А Трехголовый разговаривал с ним уже всеми своими головами, отчего немного утратил свою таинственность, потому что никаких великих истин не изрекал, внутренним светом не сиял и вообще с годами стал близким, родным почти. Да и слова его были просты и знакомы, как будто Дамело вел беседу не с трехглавой чешуйчатой тварью, а с Диммило, другом детства, живым репьем, вцепившимся в Дамело, точно в собачий хвост. Разговаривал, зная: никуда им друг от друга не деться. И это слегка раздражало непостоянную душу плохого индейца.

— Хватит уже собой гордиться, — рычит Средний, зануда почище Димми. — Индеец ты, индеец, никто тебя за белого не принимает.

— Врё-о-о-ошь… — тянет Дамело. — Я мсье Дамело, кондитер-француз, о мон дьё, я говорю на лингва франка,[8] я самый натуральный франк, какой же я, к шуту, индеец?

— Только французской болезни не хватает,[9] — шипит Средний. Воображение у него, как у Хичкока или как у мамочки, а то и как у мамочки Хичкока: одни кошмары на уме.

И вдруг над средней головой встает. Будто радуга из карамели. Будто солнце из туч. Будто вся индейская гордость, которую не объяснишь ни Среднему, ни Димми, ни кому бы то ни было из белых. Встает старшая голова, перед которой Дамело по-прежнему чувствует себя даже не мальчишкой, а девчонкой. И это ужасно обидно.

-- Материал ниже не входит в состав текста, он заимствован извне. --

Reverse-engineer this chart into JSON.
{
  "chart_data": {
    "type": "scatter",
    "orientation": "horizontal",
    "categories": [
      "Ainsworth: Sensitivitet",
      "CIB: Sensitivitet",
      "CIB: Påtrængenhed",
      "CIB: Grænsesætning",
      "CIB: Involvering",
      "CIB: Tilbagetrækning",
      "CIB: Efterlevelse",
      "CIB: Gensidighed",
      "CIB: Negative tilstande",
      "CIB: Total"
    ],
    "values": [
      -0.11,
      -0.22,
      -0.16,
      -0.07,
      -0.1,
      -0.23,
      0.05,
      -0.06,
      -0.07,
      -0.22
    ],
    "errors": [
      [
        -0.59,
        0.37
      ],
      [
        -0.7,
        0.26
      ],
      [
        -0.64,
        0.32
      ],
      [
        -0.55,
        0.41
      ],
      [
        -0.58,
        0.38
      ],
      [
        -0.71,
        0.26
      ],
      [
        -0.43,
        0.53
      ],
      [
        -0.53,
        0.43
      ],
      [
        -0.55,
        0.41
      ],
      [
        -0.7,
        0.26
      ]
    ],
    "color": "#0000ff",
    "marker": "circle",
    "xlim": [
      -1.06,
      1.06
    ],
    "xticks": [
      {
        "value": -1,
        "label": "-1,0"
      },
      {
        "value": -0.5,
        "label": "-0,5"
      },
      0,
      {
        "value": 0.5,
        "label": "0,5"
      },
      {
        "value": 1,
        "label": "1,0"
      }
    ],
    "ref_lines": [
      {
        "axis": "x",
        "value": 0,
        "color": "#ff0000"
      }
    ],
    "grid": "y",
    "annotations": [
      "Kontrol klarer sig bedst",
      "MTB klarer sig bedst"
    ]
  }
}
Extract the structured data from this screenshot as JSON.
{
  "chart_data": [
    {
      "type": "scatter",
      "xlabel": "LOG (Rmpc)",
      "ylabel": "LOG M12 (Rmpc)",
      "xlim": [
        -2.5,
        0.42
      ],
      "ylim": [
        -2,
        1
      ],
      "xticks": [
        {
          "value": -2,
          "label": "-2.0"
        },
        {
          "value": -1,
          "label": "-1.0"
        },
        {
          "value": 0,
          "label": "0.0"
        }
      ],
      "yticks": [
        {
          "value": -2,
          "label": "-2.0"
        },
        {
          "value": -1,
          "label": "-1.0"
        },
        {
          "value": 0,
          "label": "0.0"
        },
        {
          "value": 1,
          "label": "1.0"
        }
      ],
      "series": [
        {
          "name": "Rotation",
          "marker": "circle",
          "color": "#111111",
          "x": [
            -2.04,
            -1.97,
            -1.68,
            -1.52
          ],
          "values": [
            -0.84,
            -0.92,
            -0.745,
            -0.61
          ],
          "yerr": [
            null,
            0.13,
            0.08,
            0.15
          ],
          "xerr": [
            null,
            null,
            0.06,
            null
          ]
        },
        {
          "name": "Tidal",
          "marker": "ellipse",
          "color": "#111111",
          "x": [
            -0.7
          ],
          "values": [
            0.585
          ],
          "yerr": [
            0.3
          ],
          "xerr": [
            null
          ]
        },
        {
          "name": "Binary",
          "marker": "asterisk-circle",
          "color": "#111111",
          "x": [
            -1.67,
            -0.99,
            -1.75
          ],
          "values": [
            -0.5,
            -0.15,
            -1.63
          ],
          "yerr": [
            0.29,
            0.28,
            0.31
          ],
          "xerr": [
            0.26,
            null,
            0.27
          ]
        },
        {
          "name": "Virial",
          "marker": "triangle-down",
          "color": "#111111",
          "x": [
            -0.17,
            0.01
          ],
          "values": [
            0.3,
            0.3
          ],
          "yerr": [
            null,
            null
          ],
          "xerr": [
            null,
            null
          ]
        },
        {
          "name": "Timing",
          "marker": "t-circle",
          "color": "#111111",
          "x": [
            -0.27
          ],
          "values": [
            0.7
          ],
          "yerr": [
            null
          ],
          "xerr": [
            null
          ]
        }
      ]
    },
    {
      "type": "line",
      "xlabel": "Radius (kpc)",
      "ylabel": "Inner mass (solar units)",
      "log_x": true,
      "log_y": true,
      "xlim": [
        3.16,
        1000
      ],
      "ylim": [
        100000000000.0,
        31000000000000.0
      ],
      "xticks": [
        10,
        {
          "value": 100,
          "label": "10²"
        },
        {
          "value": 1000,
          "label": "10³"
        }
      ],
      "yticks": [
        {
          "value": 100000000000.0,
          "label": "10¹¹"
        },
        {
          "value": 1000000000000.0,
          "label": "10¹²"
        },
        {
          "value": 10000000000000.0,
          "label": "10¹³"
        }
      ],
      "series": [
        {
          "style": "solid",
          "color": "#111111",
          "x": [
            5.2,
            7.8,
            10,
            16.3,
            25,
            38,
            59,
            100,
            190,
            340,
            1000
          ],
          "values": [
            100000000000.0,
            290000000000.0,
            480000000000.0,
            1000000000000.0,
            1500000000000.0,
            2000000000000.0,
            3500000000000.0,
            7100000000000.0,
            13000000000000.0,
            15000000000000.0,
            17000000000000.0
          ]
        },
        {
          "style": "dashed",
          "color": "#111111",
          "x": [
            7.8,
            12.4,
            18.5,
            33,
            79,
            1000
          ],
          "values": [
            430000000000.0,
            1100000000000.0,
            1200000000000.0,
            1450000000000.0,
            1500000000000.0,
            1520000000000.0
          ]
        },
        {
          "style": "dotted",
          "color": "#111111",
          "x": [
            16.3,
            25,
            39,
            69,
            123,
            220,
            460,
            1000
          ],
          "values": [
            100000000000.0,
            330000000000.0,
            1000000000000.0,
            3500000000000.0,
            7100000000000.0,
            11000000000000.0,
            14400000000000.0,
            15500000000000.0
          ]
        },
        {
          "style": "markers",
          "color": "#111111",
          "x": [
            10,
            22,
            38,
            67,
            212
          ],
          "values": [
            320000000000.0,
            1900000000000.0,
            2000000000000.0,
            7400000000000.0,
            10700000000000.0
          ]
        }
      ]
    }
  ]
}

— Не надоело словами сорить? — спрашивает Старший. И, кажется, в кои веки спрашивает он не у Дамело, а у Среднего, то есть почти у себя самого.

Старшая голова смотрит на Дамело и неожиданно подмигивает ему: складчатое веко опускается и поднимается, наполняя душу молодого кечуа сиянием ярче самого Инти.[10]

Индеец старательно скрывает свой восторг. Он взрослый мужчина. Ему надо приходить в восторг совсем от других вещей, а вовсе не оттого, что во сне ему подмигнула никогда нигде не существовавшая ящерица. Ведь Трехголовый — всего лишь плод воображения Дамело. И если Амару может сожрать поддон шоколадно-бисквитного лома, вскипятить ванну воды, испортить отношения с женщиной и начальством, подбрасывая на язык Дамело его же, Дамело, истинные мысли, то Трехголовый может насылать сны. Которые наверняка что-то значат, вот только у индейца не так много времени, чтобы ходить к белому шарлатану, притворяющемуся шаманом, рассказывать свои сны и ждать, пока шаман-шарлатан их разгадает.

— Пойдем, — говорит старшая голова. Идти здесь некуда, от входа в жилище Трехголового до скальной полки, с которой дракон бросается вниз, в синий от небес провал, два драконьих шага. Или двадцать человеческих. Значит, Трехголовый решил сбросить Дамело с обрыва. Или покатать на спине. Дамело не знает, какое из предположений невероятней.

Трехголовый тем временем уже дошел до скального выступа и показывает вниз:

— Смотри. Идет.

Индеец смотрит на женскую фигурку, упорно карабкающуюся по Последней тропе. Узкая, местами осыпавшаяся, точно выщербленная лестница старинной башни, Последняя тропа обвивает Драконий кекур[11] и служит единственной цели — доставке жертв Трехголовому. Дамело бы сравнил ее с грузовым ресторанным лифтом, подвозящим готовые блюда к окну раздачи, но для дракона жертвы — не еда. Молодой кечуа и сам не знает, что они такое.